Contractors’ Questions: Can my limited company buy champagne as a Christmas gift for my mentor?
Contractor’s Question: Can I give someone in the marketplace who’s supported both myself and my limited company in sort of a mentoring role over the last challenging year a Christmas gift, by using what I’ve heard is a trivial benefits allowance from HMRC?
But how much is ‘trivial’ in HMRC’s eyes, £50, £100,? And would champagne or other alcohol be permissible as the gift my company purchases, again using whatever the trivial benefit allowance is? I tried to treat the person to an Xmas meal but dates clash. Please help!
Expert’s Answer: I like the question and understand the thinking from both a personal and business point of view, but I’m sorry to say I’m the bearer of bad news this festive season!
How about a promotional biro instead?
Unless you want to supply a mouse mat, a promotional biro or some such item, you are going to be buying the bottle of bubbly for them personally; and not seeing a penny of tax relief in any shape or form.
The short answer on HMRC’s ‘trivial benefits’ is that there is no such allowance for buying gifts for people outside the business.
There is guidance on trivial benefits for employees and HMRC’s guidance is quite succinct when it comes to what they define as ‘trivial benefits’ paid to employees of the company.

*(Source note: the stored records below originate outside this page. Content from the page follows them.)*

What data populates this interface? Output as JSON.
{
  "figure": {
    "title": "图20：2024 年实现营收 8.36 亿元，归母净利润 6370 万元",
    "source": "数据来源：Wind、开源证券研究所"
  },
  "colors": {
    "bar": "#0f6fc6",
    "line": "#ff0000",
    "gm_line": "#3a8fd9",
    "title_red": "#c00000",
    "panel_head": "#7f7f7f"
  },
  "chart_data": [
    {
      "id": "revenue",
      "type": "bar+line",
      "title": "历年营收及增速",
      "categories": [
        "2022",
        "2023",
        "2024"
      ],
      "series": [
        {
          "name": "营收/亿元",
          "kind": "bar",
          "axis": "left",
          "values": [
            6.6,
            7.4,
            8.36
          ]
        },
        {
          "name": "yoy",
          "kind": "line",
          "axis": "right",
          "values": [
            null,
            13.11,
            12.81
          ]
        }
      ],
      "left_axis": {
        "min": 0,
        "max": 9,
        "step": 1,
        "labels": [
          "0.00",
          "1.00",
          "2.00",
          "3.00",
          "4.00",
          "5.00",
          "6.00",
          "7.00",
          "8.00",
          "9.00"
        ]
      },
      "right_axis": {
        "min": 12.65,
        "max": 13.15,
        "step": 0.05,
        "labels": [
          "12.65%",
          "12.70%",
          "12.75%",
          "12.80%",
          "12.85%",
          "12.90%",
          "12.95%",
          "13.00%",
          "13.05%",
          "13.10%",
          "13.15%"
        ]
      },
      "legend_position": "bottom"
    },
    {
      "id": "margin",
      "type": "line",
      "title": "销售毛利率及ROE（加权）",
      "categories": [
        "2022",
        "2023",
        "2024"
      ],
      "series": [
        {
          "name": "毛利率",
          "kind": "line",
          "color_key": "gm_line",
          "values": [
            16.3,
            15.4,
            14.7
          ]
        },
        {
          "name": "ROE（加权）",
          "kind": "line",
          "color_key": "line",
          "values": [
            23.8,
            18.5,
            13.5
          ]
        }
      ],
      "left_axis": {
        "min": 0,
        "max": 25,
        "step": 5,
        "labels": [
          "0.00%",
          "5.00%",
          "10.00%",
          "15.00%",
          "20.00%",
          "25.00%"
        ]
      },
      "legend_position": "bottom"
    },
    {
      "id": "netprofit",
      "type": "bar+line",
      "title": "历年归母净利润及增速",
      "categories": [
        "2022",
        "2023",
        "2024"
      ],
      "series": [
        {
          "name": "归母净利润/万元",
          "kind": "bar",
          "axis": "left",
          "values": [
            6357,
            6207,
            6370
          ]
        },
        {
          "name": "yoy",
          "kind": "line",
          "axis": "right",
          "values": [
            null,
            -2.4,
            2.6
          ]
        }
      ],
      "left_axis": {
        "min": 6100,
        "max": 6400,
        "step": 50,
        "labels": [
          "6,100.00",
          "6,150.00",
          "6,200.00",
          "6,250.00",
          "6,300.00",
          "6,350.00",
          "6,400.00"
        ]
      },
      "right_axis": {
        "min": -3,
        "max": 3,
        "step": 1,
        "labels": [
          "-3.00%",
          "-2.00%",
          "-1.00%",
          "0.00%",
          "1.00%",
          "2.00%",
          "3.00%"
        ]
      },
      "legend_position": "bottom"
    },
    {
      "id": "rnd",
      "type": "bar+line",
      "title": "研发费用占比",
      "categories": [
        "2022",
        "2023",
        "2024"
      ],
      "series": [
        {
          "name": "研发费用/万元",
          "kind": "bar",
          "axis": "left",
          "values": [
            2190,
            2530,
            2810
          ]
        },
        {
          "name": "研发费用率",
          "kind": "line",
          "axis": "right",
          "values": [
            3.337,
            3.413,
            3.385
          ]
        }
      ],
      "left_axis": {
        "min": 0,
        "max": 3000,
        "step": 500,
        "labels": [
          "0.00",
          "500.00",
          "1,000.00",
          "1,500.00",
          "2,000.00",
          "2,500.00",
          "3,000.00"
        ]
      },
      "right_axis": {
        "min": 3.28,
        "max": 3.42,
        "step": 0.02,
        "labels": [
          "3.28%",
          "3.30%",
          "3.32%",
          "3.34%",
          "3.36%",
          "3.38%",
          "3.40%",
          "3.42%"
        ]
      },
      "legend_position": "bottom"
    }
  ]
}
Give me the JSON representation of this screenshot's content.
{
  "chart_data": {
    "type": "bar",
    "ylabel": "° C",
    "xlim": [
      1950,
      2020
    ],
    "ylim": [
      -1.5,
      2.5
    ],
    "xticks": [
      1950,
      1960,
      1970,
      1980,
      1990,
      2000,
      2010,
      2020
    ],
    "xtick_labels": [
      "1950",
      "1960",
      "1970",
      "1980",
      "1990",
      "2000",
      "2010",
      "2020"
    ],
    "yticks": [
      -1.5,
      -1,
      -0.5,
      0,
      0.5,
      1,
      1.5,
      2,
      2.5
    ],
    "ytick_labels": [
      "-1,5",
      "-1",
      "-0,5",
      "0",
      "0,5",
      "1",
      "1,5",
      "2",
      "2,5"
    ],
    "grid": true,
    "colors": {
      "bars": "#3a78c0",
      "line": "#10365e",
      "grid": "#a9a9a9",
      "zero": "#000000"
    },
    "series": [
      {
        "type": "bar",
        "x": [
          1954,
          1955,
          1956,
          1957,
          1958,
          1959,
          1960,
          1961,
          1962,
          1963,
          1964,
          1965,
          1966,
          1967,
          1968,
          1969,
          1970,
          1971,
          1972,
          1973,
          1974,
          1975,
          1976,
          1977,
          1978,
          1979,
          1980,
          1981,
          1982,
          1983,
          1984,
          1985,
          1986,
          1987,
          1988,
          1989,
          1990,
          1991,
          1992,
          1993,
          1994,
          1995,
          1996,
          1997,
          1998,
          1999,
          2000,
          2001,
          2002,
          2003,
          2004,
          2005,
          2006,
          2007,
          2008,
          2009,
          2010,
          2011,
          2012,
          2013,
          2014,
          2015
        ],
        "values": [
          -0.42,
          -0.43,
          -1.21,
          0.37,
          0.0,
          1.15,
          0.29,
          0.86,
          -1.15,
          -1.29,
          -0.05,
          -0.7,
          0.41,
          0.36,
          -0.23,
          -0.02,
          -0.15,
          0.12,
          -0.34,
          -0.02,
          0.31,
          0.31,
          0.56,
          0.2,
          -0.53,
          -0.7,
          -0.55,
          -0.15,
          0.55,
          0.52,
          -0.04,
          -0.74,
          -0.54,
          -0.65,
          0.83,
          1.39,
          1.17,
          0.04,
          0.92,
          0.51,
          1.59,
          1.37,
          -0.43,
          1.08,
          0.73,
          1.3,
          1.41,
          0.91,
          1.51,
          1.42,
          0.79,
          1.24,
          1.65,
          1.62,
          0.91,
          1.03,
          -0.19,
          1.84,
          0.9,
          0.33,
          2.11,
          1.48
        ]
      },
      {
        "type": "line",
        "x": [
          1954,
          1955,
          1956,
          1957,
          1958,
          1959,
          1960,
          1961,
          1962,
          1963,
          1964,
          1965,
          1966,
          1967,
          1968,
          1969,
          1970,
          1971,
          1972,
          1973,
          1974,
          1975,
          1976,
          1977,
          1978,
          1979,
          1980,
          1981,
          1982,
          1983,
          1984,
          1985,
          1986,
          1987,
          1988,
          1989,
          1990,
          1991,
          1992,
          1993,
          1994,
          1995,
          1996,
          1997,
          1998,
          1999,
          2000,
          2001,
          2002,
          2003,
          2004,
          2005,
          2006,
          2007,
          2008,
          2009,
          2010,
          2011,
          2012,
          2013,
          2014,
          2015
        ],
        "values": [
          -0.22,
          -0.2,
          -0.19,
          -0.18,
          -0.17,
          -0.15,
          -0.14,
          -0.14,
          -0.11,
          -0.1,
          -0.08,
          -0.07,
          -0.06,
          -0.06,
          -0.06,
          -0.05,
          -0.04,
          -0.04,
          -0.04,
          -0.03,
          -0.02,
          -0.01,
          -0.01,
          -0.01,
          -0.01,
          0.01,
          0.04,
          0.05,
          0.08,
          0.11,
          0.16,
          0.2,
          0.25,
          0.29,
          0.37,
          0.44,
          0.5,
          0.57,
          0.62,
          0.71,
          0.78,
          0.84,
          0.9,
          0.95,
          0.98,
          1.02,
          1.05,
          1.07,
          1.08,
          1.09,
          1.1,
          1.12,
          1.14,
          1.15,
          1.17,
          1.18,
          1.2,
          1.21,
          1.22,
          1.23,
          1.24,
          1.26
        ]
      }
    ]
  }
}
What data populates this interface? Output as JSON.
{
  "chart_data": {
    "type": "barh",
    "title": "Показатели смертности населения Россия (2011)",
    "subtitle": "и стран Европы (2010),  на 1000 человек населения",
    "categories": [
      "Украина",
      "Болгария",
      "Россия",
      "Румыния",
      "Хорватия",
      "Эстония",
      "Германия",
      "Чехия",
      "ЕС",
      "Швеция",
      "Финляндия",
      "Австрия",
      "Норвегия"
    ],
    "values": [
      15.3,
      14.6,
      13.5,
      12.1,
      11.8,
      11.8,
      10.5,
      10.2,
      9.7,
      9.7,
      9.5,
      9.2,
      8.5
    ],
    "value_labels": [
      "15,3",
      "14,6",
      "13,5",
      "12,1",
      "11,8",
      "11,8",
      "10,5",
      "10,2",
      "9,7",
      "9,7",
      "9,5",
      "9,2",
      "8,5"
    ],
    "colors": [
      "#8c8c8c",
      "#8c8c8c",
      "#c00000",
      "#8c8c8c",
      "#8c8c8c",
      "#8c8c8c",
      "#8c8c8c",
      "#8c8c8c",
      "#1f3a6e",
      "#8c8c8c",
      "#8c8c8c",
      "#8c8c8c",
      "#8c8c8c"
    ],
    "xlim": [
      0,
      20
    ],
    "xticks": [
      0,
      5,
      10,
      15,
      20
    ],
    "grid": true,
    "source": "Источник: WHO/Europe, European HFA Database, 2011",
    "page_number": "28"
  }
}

Four conditions for staff trivial benefits
You don’t have to pay tax on a gift (a benefit) for your employees if all of the following conditions are met:
- It cost you £50 or less to provide
- It isn’t cash or a cash voucher
- It isn’t a reward for their work or performance
- It isn’t in the terms of their contract.
When these criteria are met, the benefit is known as a trivial benefit. There’s no need to inform HMRC, and the trivial benefit won’t count towards taxable income or Class 1 National Insurance contributions.
The purpose of the allowance was to simplify taxable benefit reporting, which changed in April 2016, to allow employers to thank staff or recognise milestones without the need to report these to HMRC on a P11D.
Gifting as a company to non-staff
Let’s now turn to the rules from HMRC on gifts to people who are NOT employees.
Business gifts are generally disallowed for tax purposes unless:
- The total costs of all assets gifted to the same person in the same accounting period is not more than £50; and
- The gift bears the business name, logo or a clear advertisement; and
- The gift does not include food, drink or tobacco.
Gifts of items which are in the taxpayer’s trade to provide (for example, trade samples) are also permitted by HMRC.
Therefore, as long as the expenditure meets the above criteria, the gift would qualify for corporation tax relief.
Unfortunately for you and your supporter, HMRC has this area wrapped up quite nicely
If your supporter likes a tipple it probably won’t help, but HMRC specifies diaries, pens and mouse mats as acceptable items, yet the Revenue also states that the logo/advertisement should be on the gift itself and not the wrapping!
The expert was Christian Hickmott, chief executive of contractor accountancy firm Integro Accounting.